Авторство Успенского установлено на основании его писем к издателю газеты Н. Я. Николадзе (см. ‘Письма русских литературно-общественных деятелей к Н. Я. Николадзе’, изд. ‘Заря Восюка’, Тбилиси, 1949, стр. 69—77, в настоящем томе — письма 64, 65).
Непосредственным поводом для статьи послужил некролог о Некрасове, появившийся в ‘Обзоре’, 1878, No 2 от 3 января, и перепечатанный затем в упоминавшемся сборнике ‘На память о Николае Алексеевиче Некрасове’. В этом некрологе содержались неверные утверждения о жизни и творчестве Некрасова. Статья Успенского, опровергая эти утверждения, вместе с тем была направлена и против всей реакционной и либеральной прессы, дававшей искаженное представление об умершем поэте. Значение выступления Успенского подчеркивается тем фактом, что многие положения его статьи (без упоминания имени автора) были процитированы на страницах ‘Отчественных записок’ (1878, No 3, стр. 138 и след.) во ‘Внутреннем обозрении’ Г. З. Елисеевым (подробнее о проблематике статьи и обстоятельствах ее появления см. в работе: Н. И. Соколов.
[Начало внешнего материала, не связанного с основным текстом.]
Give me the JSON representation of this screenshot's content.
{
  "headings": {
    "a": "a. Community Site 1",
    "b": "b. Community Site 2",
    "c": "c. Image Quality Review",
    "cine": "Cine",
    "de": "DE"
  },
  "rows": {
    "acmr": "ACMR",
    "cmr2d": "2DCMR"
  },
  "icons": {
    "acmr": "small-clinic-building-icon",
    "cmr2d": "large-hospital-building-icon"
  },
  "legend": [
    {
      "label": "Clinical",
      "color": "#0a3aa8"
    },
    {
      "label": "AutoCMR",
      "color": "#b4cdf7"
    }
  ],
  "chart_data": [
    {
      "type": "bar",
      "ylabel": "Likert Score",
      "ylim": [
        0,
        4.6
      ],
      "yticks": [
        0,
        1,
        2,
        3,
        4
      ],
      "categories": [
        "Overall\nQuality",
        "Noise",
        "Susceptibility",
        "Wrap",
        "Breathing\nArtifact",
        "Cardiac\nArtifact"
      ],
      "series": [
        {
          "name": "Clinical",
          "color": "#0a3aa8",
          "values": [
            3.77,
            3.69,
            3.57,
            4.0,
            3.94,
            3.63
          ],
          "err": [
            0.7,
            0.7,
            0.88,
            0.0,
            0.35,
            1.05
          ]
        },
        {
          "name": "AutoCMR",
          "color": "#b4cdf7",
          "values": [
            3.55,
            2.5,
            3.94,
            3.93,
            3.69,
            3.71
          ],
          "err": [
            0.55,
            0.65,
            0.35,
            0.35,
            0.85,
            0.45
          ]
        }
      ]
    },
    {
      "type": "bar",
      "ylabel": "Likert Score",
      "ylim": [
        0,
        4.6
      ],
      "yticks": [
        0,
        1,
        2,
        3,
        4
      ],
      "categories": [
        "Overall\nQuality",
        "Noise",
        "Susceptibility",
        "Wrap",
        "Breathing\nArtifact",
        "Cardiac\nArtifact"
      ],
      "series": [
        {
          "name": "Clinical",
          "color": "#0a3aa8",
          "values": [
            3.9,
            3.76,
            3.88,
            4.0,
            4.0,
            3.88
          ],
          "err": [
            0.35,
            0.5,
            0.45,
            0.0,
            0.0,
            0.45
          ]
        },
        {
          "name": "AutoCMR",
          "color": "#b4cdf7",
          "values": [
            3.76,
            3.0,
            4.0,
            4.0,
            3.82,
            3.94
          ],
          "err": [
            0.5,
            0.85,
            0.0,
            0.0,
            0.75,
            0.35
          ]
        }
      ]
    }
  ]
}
Глеб Успенский и Некрасов. — ‘Некрасовский сборник’, II, изд. Академии наук СССР, М—Л., 1956, стр. 458—471).
Стр. 72. …целый месяц… не имели… литературного обозрения.— Как очевидно, Успенский предполагал начать обозрения сразу же с нового года, фактически же осуществил свое намерение лишь к концу января.
— …новый литературный орган — журнал ‘Слово’, выходу первого номера этого журнала Успенским была посвящена следующая статья серии ‘Литературные и журнальные заметки’ (‘Первая книжка журнала ‘Слово’),
Стр. 73. ‘Там (у Пушкина) море звуков…‘ — Подобное утверждение содержалось в статье Е. Белова, помещенной в ‘С.-Петербургских ведомостях:’, 1878, No 8, 8 января.
Стр. 74. Ранние рассказы Л. Толстого. — Очевидно, имеются в виду ‘Детство и отрочество’ и ‘Военные рассказы’, вышедшие отдельными книгами в 1856 году, именно в связи с выходом этих произведений была написана известная статья Н. Г. Чернышевского о Толстом.
Записки Аксакова — ‘Записки об уженье рыбы’ и ‘Записки ружейного охотника Оренбургской губернии’ С. Т. Аксакова! но вероятнее, что Успенский имел в виду более известные произведения Аксакова — ‘Семейную хронику’ и ‘Детские годы Багрова-внука’, которые также написаны в форме ‘записок’.
Стр. 75. …грубый, неуклюжий, однотонный стих Некрасова — перефразировка строк из стихотворения Некрасова ‘Праздник жизни — молодости годы…’:
Нет в тебе поэзии свободной,
Мой суровый, неуклюжий стих!
— …’в годину горя’ — выражение из стихотворения Некрасова ‘Поэт и гражданин’.
Стр. 76. Я на все бесполезно дерзал — неточная цитата из стихотворения Некрасова ‘Рыцарь на час’. У Некрасова: ‘Я на все безрассудно дерзал’.
Укоризненно смотрят со стен — из стихотворения Некрасова ‘Скоро стану добычею тленья…’.